Key Points  

This summary discusses the following points:  

  • Civil cases are not conditioned upon administration investigations.
  • Jurisdictions on Anti-monopoly cases are clarified.
  • Burden of proof is re-allocated.
  • More private actions are expected to be seen.  

Background

On 1 June 2012, the Rules of the Supreme People’s Court on Several Issues Concerning the Application of Law in Hearing Civil Cases Caused by Monopolistic Conduct (“the Rules”) became effective. The Rules contain 16 articles intended to correct the ineffectiveness of the Anti-Monopoly Law of the PRC (AML).  

Highlights of the Regulations

Relationship of Antitrust Administrative Investigations and the Judicial Process The Rules have clarified the AML’s vague guidance of whether an administrative investigation and decision must be conducted before a civil case can be brought. They now clearly state that a plaintiff can either:  

  • Directly bring a civil action.  
  • Bring a civil action after the decision of the AML enforcement agencies is confirmed effective.  

Clarification of Jurisdiction

Intermediate courts with more experienced judges now have jurisdiction for anti-monopoly cases.

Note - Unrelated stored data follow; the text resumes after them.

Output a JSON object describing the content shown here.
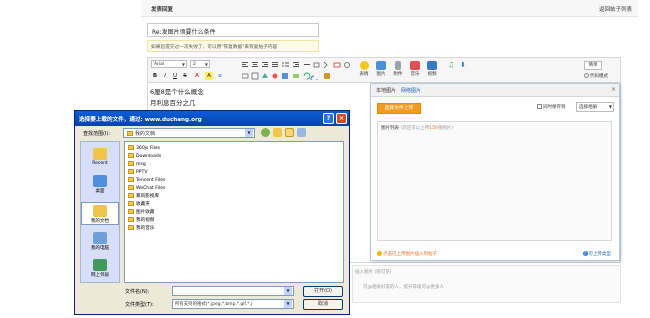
{
  "header": {
    "active_tab": "发表回复",
    "right_link": "返回帖子列表"
  },
  "post": {
    "title_value": "Re:发图片须要什么条件",
    "restore_tip": "如果您提交过一次失败了，可以用\"恢复数据\"来恢复帖子内容"
  },
  "toolbar": {
    "font": "Arial",
    "size": "2",
    "format_buttons": [
      "B",
      "I",
      "U",
      "S",
      "A",
      "A",
      "⌀"
    ],
    "big_buttons": [
      {
        "label": "表情",
        "icon": "smiley-icon",
        "color": "#f5c518"
      },
      {
        "label": "图片",
        "icon": "image-icon",
        "color": "#4a8fd8"
      },
      {
        "label": "附件",
        "icon": "attachment-icon",
        "color": "#7a7a7a"
      },
      {
        "label": "音乐",
        "icon": "music-icon",
        "color": "#e05050"
      },
      {
        "label": "视频",
        "icon": "video-icon",
        "color": "#3a78c8"
      }
    ],
    "simple_label": "简单",
    "code_mode_label": "代码模式"
  },
  "editor": {
    "lines": [
      "6厘8是个什么概念",
      "月利息百分之几"
    ]
  },
  "image_panel": {
    "tabs": [
      "本地图片",
      "网络图片"
    ],
    "upload_button": "选择文件上传",
    "sync_label": "同时保存到",
    "album_select": "选择相册",
    "list_header": "图片列表",
    "list_hint_prefix": "(您还可以上传",
    "list_hint_num": "150",
    "list_hint_suffix": "张图片)",
    "foot_left": "点击已上传图片插入到帖子",
    "foot_right": "可上传类型"
  },
  "sub_area": {
    "line1": "插入图片 (限可见)",
    "line2": "可@相关好友的人，提升等级可@更多人"
  },
  "dialog": {
    "title": "选择要上载的文件，通过: www.duchang.org",
    "help_label": "?",
    "close_label": "×",
    "lookin_label": "查找范围(I):",
    "lookin_value": "我的文档",
    "places": [
      "Recent",
      "桌面",
      "我的文档",
      "我的电脑",
      "网上邻居"
    ],
    "files": [
      "360js Files",
      "Downloads",
      "msg",
      "PPTV",
      "Tencent Files",
      "WeChat Files",
      "暴风影视库",
      "收藏夹",
      "图片收藏",
      "我的视频",
      "我的音乐"
    ],
    "filename_label": "文件名(N):",
    "filename_value": "",
    "filetype_label": "文件类型(T):",
    "filetype_value": "所有支持的格式(*.jpeg,*.bmp,*.gif,*.j",
    "open_label": "打开(O)",
    "cancel_label": "取消"
  }
}
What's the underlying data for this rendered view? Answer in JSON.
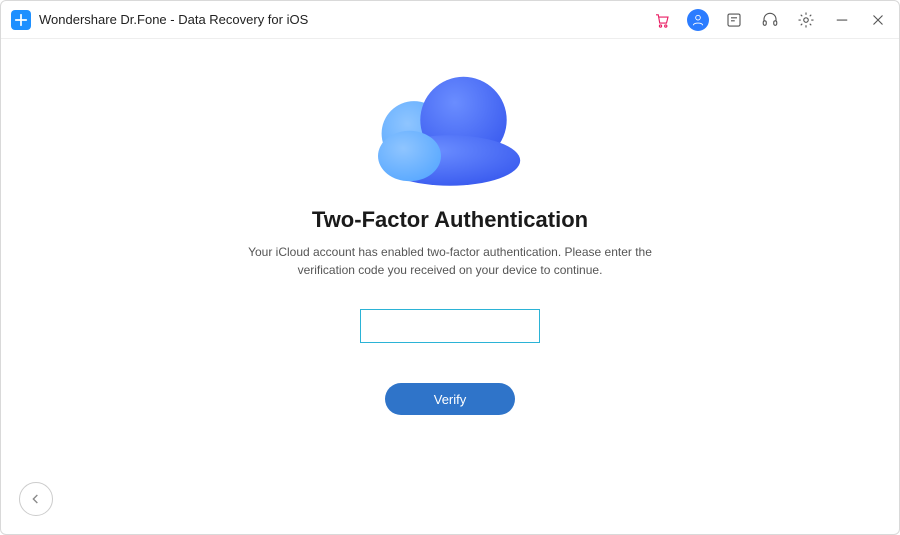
{
  "titlebar": {
    "app_title": "Wondershare Dr.Fone - Data Recovery for iOS",
    "icons": {
      "cart": "cart-icon",
      "user": "user-icon",
      "feedback": "feedback-icon",
      "support": "support-icon",
      "settings": "settings-icon",
      "minimize": "minimize-icon",
      "close": "close-icon"
    }
  },
  "main": {
    "heading": "Two-Factor Authentication",
    "subtext": "Your iCloud account has enabled two-factor authentication. Please enter the verification code you received on your device to continue.",
    "code_value": "",
    "verify_label": "Verify"
  },
  "footer": {
    "back_icon": "back-icon"
  },
  "colors": {
    "accent": "#2f74c9",
    "input_border": "#2bb3d6",
    "cart_pink": "#e91e63",
    "user_blue": "#2b7cff"
  }
}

The Rules explicitly provide that civil monopoly cases of the first instance shall be heard by any of the following:  

  • Certain intermediate courts – e.g., as those in capital cities of the provinces.
  • Cities separately listed on the State plan.
  • Cities directly under the State Council.
  • Cities designated by the Supreme Court .  

Allocation of Burden of Proof

Previously, it was extremely difficult for a plaintiff to win an anti-monopoly lawsuit because of the difficulty in proof. The Rules have adjusted some burdens of proof for the three kinds of monopoly under the AML:  

  • Monopoly agreements.
  • Abuse of dominant market position.
  • Administrative monopoly.  

The Rules, however, have only adjusted the first two kinds of monopoly activities.  

For “horizontal agreements” it is the defendant’s responsibility to prove the agreement does not have anticompetitive effects. Otherwise, the defendant shall bear the adverse result against itself.

For “abuse of dominant market position”, the plaintiff must bear the burden of proof regarding the dominant position of the defendant in the relevant market and the abusive conduct. Defendants bear the burden of proving the justifications of its conduct if it asserts such a defense. In addition, the plaintiff can use information publicly released by the defendant as evidence of its dominance.  

Limited Public Interest Lawsuit

Even the plaintiff has not been damaged and assumed the loss by the monopolistic conduct they can still claim a contract or an articles of associations of industry associations has violated the AML. However, in these instances the plaintiff cannot clam the damages and compensation if they didn’t incur any losses but the plaintiff could request the related parties to stop the activities. This is because in the past many courts refuse to accept cases due to lack of actual losses. These articles now pave the way for the public-interest law suit.  

Expert Witness and Independent Professional Institutions

The Rules specifically stipulate that parties to litigations can apply to the court and entrust one or two specialists to testify at court hearings. They can also apply to the court to entrust an independent institution to conduct market survey or economic analysis.  

Conclusion

The Rules have helped fill in the gap between the AML and its implementation in civil litigations, although a lot still remains uncertain. It is expected that, because of the Rules, AML private actions will play an increasingly important role in the AML enforcement regime of China.